By promoting healthy communities, schools and hospitals could better serve the public at less cost with improved quality.  For many years I have served on the board of a nonprofit network called the Healthy Community Alliance (HCA).  Largely state grant-funded with six full-time employees, the network serves western rural New York residents by providing or coordinating programs for children and families that address chronic disease awareness, prevention, and management including physical activity and nutrition; youth mental health; and parent education.  The Alliance takes strategic advantage of emerging health and lifestyle priorities for both young and older populations.  It maintains an impressive list of partnerships and affiliations, but relationships with both hospitals and school districts are hampered by apathy or, at times uneasiness, because
a silo mentality persists.  Executive leaders of both schools and hospitals should give more attention to allying themselves with regional health networks (35 in New York state alone) to close community service gaps more efficiently and cost effectively. 

Funding is a common minefield for both schools and hospitals.  However, public schools seem to operate in a more secure, or at least more controlled, fiscal environment.  Elected school boards, annual public budget or tax rate referenda, local property tax caps, and mandated reporting requirements keep schools more accountable to their constituencies than hospitals are accountable to theirs.  

 Hospitals bill individual patients within a complex and arrangement with insurance companies.  Specified charges and billing procedures are confusing and complex.  Hospitals do not publicize standardized fees.  Usually the patients are not in any position to make careful choices. 

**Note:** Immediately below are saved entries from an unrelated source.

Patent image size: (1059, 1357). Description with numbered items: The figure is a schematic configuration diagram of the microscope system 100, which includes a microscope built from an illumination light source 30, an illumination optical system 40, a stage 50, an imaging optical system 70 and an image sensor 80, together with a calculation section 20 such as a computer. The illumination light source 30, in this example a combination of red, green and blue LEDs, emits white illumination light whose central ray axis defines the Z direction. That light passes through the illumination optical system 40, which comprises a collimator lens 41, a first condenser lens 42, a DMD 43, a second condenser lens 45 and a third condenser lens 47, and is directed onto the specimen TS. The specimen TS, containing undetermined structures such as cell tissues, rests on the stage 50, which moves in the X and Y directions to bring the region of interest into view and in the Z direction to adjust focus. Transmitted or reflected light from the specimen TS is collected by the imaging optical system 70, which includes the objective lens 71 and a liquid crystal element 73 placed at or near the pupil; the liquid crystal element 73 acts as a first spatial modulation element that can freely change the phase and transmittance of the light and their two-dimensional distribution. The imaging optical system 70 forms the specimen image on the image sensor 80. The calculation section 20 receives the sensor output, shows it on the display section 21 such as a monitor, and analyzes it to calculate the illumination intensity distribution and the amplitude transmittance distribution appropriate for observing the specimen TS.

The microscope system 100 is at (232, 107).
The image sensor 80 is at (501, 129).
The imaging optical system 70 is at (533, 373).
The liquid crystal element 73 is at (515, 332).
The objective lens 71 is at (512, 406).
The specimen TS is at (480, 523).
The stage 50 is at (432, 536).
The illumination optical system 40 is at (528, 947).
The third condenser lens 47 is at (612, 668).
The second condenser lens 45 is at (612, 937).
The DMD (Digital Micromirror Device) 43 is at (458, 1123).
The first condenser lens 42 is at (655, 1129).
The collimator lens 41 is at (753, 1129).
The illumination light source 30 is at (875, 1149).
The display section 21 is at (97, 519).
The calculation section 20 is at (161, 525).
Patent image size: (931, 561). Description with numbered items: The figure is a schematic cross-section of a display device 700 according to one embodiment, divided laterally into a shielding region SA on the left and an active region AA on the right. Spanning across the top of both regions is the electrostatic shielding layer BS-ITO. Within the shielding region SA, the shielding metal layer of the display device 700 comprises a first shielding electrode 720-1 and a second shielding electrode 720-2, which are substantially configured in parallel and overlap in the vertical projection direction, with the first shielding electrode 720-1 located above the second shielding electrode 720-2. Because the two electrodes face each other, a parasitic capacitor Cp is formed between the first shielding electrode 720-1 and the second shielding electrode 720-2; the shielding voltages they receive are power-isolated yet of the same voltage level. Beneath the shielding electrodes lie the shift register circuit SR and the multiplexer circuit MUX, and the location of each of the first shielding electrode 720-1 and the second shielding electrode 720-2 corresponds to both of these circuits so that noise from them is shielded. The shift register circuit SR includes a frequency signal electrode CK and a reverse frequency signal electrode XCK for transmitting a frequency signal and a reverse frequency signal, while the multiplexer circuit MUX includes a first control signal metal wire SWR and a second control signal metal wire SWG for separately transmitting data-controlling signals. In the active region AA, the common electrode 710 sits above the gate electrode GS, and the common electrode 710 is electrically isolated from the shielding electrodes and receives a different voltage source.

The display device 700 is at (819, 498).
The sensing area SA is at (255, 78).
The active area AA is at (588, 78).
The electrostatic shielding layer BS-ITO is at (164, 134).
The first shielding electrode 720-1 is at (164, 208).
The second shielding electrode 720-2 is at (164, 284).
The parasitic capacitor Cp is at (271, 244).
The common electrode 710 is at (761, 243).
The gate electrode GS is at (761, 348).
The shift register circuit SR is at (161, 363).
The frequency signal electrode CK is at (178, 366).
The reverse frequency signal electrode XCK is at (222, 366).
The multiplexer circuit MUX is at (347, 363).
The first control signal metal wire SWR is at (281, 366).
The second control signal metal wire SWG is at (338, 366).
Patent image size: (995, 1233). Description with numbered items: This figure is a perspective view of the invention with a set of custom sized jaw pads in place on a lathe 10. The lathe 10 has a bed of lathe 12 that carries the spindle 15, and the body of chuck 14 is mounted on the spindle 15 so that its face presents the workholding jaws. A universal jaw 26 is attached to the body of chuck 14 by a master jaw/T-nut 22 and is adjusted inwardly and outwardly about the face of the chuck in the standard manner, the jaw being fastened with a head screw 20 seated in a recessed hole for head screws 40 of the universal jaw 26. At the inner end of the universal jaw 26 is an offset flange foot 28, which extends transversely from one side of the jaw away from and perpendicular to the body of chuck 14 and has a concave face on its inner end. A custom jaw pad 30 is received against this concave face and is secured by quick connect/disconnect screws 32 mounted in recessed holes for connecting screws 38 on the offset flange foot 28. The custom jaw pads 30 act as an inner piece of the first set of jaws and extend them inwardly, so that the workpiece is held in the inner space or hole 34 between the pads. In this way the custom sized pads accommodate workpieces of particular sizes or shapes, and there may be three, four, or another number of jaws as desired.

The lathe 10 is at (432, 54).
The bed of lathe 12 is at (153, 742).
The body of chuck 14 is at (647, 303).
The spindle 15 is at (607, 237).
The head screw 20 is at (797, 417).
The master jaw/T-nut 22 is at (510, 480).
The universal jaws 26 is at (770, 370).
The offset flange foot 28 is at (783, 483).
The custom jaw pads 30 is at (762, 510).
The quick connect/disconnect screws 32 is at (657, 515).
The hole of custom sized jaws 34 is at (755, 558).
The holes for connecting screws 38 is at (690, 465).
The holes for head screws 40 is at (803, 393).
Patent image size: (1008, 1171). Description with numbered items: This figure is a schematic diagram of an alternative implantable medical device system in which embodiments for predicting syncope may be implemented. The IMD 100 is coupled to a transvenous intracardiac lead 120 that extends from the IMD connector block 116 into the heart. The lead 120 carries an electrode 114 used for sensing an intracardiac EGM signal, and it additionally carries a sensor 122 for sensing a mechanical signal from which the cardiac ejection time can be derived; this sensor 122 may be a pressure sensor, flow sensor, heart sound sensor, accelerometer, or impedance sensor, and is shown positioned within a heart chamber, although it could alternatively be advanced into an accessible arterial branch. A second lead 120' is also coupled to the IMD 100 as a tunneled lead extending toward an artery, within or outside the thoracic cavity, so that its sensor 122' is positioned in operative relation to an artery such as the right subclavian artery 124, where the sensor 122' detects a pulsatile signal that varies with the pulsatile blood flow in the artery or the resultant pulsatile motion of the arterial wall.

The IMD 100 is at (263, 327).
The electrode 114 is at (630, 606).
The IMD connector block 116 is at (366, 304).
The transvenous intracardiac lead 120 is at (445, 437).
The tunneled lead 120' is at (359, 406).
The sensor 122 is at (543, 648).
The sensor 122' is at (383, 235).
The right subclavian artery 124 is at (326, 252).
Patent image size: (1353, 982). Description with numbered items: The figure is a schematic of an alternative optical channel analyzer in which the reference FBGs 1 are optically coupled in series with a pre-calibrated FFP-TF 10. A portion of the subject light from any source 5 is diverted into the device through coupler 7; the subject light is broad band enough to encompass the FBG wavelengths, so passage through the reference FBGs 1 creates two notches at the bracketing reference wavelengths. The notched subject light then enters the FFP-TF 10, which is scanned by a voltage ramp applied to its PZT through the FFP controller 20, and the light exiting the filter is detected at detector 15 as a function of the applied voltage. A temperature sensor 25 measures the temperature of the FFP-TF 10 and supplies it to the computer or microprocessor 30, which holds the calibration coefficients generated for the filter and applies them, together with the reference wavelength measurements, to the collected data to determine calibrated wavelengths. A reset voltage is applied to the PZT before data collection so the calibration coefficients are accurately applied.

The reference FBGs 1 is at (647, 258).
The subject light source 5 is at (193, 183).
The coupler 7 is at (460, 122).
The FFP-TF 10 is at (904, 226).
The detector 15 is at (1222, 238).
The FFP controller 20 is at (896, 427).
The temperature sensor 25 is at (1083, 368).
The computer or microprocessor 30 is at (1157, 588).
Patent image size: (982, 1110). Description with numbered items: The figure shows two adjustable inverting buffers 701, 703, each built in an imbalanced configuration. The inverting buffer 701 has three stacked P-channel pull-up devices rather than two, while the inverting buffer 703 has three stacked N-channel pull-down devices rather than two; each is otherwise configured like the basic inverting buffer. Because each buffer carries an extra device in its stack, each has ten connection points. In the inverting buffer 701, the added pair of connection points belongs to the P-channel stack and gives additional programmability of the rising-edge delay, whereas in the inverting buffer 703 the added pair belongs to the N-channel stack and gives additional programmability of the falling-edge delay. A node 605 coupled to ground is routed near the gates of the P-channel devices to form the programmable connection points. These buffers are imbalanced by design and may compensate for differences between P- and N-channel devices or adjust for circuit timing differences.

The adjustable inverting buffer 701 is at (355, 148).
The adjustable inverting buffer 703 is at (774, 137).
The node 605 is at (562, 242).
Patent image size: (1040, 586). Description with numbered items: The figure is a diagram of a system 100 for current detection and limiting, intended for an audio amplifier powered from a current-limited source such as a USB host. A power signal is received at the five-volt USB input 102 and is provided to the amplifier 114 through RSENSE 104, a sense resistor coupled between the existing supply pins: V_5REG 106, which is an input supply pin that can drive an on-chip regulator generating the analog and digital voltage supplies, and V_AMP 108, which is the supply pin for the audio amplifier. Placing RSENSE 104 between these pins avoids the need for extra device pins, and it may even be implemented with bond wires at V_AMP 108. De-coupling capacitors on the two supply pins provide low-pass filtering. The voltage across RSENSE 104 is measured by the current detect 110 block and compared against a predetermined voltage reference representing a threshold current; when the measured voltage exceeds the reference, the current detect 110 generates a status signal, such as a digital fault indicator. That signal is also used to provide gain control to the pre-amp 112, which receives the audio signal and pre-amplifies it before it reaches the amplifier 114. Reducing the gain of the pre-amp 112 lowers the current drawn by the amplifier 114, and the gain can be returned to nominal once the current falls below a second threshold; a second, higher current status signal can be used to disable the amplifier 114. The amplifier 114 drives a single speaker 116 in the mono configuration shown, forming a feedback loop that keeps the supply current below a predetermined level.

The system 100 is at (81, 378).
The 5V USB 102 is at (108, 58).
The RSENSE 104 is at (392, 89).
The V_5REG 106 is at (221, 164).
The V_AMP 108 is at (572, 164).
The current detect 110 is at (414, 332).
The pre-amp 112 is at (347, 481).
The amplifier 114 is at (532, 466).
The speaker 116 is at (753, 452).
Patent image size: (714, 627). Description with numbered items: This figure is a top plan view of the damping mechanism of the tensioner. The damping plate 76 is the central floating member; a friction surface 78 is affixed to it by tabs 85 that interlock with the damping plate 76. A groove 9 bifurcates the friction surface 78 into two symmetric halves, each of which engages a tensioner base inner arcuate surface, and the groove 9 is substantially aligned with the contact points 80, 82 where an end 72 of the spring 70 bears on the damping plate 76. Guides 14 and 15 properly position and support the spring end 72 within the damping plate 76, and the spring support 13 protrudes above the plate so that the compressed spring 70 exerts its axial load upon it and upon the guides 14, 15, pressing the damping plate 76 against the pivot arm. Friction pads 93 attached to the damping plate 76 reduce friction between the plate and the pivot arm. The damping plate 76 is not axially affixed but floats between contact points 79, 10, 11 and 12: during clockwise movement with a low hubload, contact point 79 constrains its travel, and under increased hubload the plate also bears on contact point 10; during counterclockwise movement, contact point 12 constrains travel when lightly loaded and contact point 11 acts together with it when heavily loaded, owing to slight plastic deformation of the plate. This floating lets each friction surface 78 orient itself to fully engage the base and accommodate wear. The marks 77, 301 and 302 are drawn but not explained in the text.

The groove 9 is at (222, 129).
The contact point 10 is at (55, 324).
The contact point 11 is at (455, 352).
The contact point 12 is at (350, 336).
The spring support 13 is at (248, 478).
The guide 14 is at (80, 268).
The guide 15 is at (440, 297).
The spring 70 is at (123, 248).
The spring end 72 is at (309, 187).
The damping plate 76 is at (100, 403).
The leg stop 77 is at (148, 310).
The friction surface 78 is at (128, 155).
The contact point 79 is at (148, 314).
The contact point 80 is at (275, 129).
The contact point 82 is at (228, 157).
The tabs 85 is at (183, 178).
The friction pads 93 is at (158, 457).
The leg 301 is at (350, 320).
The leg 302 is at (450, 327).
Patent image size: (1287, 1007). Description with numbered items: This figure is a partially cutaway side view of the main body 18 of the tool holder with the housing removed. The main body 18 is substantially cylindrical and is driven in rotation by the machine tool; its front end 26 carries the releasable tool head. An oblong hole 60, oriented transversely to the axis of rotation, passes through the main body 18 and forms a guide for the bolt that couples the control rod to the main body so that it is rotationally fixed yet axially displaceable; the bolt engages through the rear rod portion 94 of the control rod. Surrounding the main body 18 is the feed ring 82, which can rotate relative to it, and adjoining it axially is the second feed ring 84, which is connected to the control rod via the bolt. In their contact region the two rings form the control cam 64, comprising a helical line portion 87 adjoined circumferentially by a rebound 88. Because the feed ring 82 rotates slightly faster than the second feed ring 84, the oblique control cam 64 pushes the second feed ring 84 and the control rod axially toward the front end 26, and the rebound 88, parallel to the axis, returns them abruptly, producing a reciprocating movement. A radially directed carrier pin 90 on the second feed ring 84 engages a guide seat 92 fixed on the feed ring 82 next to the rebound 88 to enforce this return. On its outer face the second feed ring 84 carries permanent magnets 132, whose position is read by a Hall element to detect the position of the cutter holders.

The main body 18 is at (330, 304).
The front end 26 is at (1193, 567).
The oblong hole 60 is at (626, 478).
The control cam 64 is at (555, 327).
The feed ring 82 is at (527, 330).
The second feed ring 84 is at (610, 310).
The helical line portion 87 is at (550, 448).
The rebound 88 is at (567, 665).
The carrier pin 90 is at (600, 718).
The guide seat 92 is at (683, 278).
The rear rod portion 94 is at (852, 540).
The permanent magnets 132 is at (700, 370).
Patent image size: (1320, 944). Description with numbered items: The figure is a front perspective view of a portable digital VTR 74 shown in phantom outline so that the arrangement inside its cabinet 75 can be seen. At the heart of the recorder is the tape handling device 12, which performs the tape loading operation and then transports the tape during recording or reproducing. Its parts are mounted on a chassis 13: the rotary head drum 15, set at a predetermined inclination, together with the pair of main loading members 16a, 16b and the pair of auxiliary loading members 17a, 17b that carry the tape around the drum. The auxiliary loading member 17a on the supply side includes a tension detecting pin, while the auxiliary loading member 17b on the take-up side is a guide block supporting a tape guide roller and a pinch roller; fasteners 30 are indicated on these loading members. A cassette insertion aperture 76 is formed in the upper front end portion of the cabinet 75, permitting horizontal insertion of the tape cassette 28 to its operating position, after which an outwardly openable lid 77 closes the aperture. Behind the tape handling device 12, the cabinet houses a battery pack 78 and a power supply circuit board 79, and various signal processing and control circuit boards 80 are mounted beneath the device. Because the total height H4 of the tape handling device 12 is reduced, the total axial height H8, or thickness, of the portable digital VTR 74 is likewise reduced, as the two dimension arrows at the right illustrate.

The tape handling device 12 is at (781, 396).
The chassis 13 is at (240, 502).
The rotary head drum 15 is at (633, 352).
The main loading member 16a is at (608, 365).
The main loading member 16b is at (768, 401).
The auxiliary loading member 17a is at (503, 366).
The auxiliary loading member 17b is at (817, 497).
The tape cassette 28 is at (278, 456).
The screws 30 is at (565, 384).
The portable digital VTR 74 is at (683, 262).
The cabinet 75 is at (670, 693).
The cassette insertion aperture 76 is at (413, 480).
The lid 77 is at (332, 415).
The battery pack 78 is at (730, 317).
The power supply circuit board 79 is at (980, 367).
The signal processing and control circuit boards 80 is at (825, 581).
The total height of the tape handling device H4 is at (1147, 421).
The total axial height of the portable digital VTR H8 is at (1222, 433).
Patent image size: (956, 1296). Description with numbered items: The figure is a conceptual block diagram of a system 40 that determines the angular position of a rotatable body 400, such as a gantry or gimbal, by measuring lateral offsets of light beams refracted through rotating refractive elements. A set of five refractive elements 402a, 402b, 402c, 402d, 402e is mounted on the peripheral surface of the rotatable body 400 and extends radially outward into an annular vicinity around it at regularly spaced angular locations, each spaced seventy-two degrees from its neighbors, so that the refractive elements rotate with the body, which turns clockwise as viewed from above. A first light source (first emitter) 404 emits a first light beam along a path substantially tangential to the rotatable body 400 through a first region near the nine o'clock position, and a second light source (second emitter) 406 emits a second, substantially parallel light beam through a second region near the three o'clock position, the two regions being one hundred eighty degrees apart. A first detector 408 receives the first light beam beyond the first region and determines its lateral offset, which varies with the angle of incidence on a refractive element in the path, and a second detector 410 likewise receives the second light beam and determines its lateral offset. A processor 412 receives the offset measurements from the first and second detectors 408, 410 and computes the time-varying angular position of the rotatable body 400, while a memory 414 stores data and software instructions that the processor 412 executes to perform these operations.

 In a recent Time Magazine expose, Stephen Brill (March 4, 2013)  urges significantly lowering the eligibility age for Medicare so that insurance limits can be extended on certain expensive tests, drugs, and services. Medicare controls cost reimbursements by applying certain standards for treatment.  The standards are published, specific, largely measurable, and reasonably scientific.  School districts can learn from this approach which seems superior to politically unstable funding mechanisms that are unrelated to performance.  Medicare has big flaws, but school leaders should take a closer look at its methods of cost control.  

We all want measurable results to assure performance quality as well as bang for the buckOur educational and medical policymakers may benefit from sharing assumptions, promising directions and potential evaluation models.  What derives from this kind of sharing may shift the attention of policymakers away from superficial standardized assessments of outcome, and instead move it toward more realistic and practical measures of productivity.